Contoh : Seorang pejabat yang menjalankan kewenangan untuk dan atas nama jabatan (ambtshalve) kemudian terindikasi adanya penyalahgunaan wewenang, sebagai ilustrasi : Gubernur Bank Indonesia (BI) mengesahkan kebijakan dana talangan untuk menanggulangi dampak krisis global. Kebijakan atau Beleid yang dalam hal ini dituangkan dalam bentuk Peraturan BI. Akan tetapi pengesahan yang dilakukan oleh gubernur BI tersebut dikarenakan telah menerima suap.
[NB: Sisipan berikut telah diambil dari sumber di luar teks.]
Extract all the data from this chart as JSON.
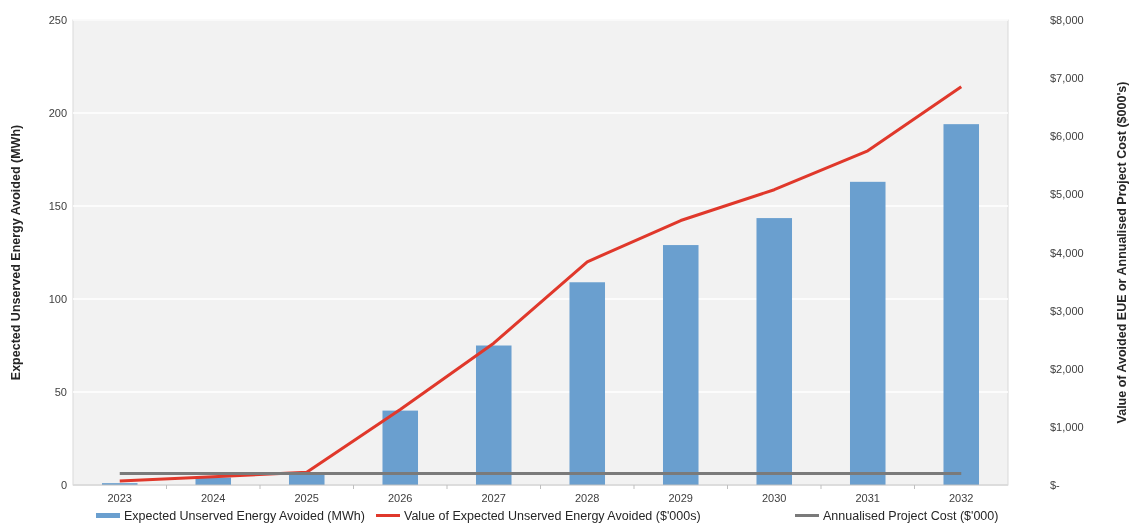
{
  "chart_data": {
    "type": "bar",
    "categories": [
      "2023",
      "2024",
      "2025",
      "2026",
      "2027",
      "2028",
      "2029",
      "2030",
      "2031",
      "2032"
    ],
    "ylabel": "Expected Unserved Energy Avoided (MWh)",
    "y2label": "Value of Avoided EUE or Annualised Project Cost ($000's)",
    "series": [
      {
        "name": "Expected Unserved Energy Avoided (MWh)",
        "color": "#6a9fcf",
        "values": [
          1,
          4,
          6,
          40,
          75,
          109,
          129,
          143.5,
          163,
          194
        ]
      },
      {
        "name": "Value of Expected Unserved Energy Avoided ($'000s)",
        "type": "line",
        "axis": "y2",
        "color": "#e0382b",
        "values": [
          70,
          140,
          220,
          1300,
          2440,
          3840,
          4550,
          5080,
          5750,
          6850
        ]
      },
      {
        "name": "Annualised Project Cost ($'000)",
        "type": "line",
        "axis": "y2",
        "color": "#7a7a7a",
        "values": [
          200,
          200,
          200,
          200,
          200,
          200,
          200,
          200,
          200,
          200
        ]
      }
    ],
    "ylim": [
      0,
      250
    ],
    "yticks": [
      0,
      50,
      100,
      150,
      200,
      250
    ],
    "y2lim": [
      0,
      8000
    ],
    "y2ticks": [
      {
        "value": 0,
        "label": "$-"
      },
      {
        "value": 1000,
        "label": "$1,000"
      },
      {
        "value": 2000,
        "label": "$2,000"
      },
      {
        "value": 3000,
        "label": "$3,000"
      },
      {
        "value": 4000,
        "label": "$4,000"
      },
      {
        "value": 5000,
        "label": "$5,000"
      },
      {
        "value": 6000,
        "label": "$6,000"
      },
      {
        "value": 7000,
        "label": "$7,000"
      },
      {
        "value": 8000,
        "label": "$8,000"
      }
    ],
    "grid": "y",
    "legend": "bottom"
  }
}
3. Bertindak sewenang-wenang
Menurut Sjachran Basah, abus de droit (tindakan sewenang-wenang), yaitu perbuatan pejabat yang tidak sesuai dengan tujuan di luar lingkungan ketentuan perundang-undangan. Pendapat ini mengandung pengertian bahwa untuk menilai ada tidaknya penyalahgunaan wewenang dengan melakukan pengujian dengan bagaiamana tujuan dari wewenang tersebut diberikan (asas spesialitas). Bertindak sewenang-wenang juga dapat diartikan menggunakan wewenang (hak dan kekuasaan untuk bertindak) melebihi apa yang sepatutnya dilakukan sehingga tindakan dimaksud bertentangan dengan ketentuan.